To fit the proposed model to the reported cumulative data of COVID-19 outbreak in India, we have estimated the model parameters. In this connection, we consider two sets of data. The first set contains the cases reported during the period 1 March to 24 April 2020. On the other hand before the implementation of lockdown (25 March 2020), many symptomatic as well as asymptomatic infected person came into India from other COVID-19 pandemic country which are neither detected nor reported properly. So there remain uncertainty among the data reported during the period 1 March to 24 March 2020. Thus, we consider the second set of data reported during the period 25 March to 24 April 2020 by avoiding the data reported in above said period. We have fitted the model to the both sets of data and estimate two sets of parameters. Using the estimated parameter (from set-2), we compute the average basic reproduction number which is \( R_0=2.414190966 \) among which the contributions of asymptomatic, symptomatic, quarantine, hospitalise infected classes are \( R_{0A}=1.842473415,R_{0I}=0.3910030945,R_{0Q}=0.01860012179, R_{0H}=0.1621143316 \), respectively. According to our sensitivity analysis, the virus transmission rate (\(\beta \)), lockdown effect (d), proportion of infection rate of asymptomatic class in compare to symptomatic class (\(\rho \)), recovery rate from asymptomatic class (\( \gamma _{a}\)) are the most influential parameter. The basic reproduction number calculated from actual data lies between 1.99 and 2.10. The study of the effective basic reproduction number shows that it declines from 6.91 to 1.995.

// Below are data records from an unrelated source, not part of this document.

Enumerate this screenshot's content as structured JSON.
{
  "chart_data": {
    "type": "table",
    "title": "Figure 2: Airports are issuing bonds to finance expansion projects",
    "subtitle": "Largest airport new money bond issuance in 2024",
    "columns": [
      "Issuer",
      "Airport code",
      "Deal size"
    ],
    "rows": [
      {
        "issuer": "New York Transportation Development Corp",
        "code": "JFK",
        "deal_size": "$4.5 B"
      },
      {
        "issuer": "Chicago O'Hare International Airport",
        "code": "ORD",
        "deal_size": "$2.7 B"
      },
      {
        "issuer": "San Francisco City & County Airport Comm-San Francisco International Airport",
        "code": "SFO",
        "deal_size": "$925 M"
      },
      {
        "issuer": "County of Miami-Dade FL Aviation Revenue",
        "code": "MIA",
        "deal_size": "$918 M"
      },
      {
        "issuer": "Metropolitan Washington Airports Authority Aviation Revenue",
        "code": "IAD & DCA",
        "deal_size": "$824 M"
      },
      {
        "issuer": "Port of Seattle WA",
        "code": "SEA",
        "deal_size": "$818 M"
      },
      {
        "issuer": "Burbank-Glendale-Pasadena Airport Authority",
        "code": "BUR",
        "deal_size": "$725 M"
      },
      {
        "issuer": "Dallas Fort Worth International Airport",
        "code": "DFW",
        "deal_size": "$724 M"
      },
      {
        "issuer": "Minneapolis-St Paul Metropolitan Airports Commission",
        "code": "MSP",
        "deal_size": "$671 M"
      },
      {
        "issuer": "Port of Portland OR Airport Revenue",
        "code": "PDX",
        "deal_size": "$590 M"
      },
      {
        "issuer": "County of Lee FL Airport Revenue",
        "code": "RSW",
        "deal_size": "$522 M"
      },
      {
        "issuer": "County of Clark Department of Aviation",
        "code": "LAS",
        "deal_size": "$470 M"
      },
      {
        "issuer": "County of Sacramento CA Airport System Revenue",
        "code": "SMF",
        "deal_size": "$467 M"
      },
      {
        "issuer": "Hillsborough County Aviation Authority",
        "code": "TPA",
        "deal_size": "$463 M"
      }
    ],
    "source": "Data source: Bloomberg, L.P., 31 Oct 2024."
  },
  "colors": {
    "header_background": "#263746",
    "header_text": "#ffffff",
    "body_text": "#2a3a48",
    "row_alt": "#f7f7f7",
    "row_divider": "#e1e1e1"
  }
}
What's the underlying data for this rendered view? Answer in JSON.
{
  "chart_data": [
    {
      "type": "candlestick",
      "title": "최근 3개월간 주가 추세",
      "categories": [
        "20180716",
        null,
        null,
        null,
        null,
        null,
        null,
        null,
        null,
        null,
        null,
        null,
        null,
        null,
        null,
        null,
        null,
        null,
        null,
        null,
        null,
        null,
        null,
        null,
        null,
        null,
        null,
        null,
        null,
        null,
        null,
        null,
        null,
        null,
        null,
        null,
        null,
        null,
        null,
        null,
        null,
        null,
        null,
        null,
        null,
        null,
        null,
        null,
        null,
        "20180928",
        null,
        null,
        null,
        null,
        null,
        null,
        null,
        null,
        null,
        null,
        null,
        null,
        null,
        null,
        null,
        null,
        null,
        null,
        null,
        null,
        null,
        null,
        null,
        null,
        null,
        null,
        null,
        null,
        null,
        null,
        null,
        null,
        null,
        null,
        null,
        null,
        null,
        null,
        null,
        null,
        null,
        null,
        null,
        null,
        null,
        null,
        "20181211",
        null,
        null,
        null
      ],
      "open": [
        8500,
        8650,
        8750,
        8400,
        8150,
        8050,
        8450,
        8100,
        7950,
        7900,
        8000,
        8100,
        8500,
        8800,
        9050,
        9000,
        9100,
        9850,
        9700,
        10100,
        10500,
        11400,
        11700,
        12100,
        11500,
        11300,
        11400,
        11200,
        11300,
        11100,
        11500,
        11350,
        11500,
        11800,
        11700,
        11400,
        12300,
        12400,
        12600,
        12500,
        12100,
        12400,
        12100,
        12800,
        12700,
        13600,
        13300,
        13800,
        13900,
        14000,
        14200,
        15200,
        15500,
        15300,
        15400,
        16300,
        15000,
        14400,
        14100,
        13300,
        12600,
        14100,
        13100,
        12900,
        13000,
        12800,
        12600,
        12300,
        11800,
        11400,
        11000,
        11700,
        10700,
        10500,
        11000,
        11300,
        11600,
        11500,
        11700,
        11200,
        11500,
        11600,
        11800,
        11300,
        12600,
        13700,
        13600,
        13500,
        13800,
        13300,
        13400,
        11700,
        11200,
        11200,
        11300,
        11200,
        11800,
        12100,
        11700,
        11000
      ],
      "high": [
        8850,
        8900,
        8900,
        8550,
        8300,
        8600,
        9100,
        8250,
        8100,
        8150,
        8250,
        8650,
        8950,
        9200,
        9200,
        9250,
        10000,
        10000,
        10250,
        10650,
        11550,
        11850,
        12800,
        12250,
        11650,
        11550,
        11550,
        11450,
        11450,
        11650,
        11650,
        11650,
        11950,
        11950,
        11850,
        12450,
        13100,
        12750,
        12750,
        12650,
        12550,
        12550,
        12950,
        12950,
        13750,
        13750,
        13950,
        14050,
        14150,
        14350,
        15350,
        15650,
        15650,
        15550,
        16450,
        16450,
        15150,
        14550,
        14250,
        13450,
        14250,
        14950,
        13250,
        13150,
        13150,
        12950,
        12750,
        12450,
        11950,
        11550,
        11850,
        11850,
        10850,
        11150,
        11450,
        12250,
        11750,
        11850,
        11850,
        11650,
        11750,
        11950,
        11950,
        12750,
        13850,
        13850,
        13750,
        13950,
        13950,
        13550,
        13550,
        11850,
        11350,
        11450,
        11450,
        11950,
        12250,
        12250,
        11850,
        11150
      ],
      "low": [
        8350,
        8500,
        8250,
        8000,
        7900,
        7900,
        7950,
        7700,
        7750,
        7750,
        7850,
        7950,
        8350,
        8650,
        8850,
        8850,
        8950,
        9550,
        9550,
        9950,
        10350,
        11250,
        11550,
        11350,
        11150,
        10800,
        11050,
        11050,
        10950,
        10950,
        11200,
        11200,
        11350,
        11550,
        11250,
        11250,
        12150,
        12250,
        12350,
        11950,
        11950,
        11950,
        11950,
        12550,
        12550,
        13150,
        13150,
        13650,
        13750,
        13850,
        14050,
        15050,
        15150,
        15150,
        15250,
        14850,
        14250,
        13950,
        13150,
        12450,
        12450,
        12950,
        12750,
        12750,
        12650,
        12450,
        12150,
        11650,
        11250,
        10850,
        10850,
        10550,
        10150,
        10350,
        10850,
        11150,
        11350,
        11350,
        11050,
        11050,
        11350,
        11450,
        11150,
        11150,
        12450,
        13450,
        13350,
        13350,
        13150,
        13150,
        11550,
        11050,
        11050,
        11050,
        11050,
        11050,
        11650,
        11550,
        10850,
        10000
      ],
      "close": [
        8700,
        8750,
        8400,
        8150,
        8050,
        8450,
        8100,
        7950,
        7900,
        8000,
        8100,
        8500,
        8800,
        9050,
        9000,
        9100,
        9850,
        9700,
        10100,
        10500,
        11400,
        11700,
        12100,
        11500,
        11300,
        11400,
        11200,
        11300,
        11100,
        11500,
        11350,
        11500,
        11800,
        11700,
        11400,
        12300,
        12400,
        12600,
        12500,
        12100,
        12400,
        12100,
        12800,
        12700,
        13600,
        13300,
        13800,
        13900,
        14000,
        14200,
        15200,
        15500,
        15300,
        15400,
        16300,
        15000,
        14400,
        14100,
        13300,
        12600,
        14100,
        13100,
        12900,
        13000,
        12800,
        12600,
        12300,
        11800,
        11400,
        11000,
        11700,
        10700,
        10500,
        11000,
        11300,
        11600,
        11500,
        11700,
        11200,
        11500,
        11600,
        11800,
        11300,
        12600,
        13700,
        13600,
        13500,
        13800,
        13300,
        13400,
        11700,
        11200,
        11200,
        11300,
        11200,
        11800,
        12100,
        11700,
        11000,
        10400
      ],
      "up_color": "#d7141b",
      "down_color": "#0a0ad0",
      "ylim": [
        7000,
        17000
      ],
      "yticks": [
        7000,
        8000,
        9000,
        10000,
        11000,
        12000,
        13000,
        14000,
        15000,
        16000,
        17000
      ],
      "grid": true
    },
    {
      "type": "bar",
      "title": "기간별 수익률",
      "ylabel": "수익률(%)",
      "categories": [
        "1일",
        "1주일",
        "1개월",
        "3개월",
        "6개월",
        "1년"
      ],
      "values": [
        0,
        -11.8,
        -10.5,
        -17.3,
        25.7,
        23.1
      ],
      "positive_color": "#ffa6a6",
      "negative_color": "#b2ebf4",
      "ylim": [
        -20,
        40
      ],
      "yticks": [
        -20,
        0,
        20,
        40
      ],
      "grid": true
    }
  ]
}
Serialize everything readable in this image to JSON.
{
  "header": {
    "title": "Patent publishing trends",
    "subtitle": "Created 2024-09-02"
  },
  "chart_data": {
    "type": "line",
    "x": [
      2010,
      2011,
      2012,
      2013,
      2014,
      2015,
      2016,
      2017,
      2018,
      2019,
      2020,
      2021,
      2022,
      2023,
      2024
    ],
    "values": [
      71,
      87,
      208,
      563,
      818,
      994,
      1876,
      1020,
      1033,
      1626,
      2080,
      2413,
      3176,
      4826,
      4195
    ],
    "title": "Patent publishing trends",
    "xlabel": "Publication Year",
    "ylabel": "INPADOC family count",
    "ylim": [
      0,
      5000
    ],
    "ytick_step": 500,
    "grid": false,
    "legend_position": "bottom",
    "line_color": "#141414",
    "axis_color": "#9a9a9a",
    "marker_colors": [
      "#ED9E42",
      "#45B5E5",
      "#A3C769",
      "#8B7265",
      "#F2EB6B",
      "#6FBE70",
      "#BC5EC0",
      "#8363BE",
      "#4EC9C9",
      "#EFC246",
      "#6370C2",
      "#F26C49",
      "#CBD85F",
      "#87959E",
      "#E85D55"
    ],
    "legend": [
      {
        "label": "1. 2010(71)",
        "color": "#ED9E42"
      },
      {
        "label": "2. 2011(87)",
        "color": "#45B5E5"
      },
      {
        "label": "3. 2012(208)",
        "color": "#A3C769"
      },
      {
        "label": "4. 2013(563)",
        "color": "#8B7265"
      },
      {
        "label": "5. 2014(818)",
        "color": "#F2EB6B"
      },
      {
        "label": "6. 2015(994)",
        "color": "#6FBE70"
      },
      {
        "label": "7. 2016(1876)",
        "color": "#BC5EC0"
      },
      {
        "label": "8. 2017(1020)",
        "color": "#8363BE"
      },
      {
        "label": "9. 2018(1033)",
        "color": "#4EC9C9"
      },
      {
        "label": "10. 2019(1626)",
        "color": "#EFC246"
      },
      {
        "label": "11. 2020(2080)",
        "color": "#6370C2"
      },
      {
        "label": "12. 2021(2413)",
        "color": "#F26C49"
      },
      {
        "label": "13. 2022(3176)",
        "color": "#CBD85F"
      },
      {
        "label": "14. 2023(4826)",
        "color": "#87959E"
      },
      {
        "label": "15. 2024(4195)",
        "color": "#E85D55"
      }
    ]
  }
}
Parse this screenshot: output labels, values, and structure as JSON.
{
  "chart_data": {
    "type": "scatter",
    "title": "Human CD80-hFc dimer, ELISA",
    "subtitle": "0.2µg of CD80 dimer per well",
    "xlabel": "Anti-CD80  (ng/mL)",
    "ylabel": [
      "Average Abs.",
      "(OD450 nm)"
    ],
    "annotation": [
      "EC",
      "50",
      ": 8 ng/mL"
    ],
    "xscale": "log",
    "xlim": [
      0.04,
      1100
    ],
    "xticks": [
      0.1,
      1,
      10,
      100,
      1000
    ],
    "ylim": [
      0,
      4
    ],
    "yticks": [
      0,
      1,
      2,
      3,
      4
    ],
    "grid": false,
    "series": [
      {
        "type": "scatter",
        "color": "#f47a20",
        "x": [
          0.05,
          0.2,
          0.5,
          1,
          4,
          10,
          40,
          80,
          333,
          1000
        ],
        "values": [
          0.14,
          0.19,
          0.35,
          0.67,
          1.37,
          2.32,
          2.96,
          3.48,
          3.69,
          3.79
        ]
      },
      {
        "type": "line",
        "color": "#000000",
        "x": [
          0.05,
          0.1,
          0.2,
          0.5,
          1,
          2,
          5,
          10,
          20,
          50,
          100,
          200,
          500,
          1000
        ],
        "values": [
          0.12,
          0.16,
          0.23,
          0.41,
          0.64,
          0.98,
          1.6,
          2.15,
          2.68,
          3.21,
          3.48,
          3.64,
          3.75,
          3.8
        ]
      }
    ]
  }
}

Our findings show that the outbreak size and peak prevalence can be reduced from 100 to \( 13\%\) and from 37.77 to \( 0.28\%\), respectively, by increasing the proportion of the people who maintain the safe distance from each other (d) by 0.77. The findings show that increasing the proportion of asymptomatic infected population detected and isolated (p) by at least \(72 \%\) the total outbreak size will be reduced from \(94.65\% \) to nearly \(2.772\%\), whereas the peak prevalence reduces by \( 18\%\).

Our findings suggest that the dramatical reduction in total outbreak size and peak prevalence is possible by increasing d (the proportion of number of population who maintain safe distance from each other) in a certain level and p (the proportion of number of asymptomatic population who are detected and isolated from the other susceptible population) in a certain level. We also have to increase the detection (on the basis of diagnostic test)and hospitalize rate (\(\eta _{i},\eta _{q} \)) to a certain level.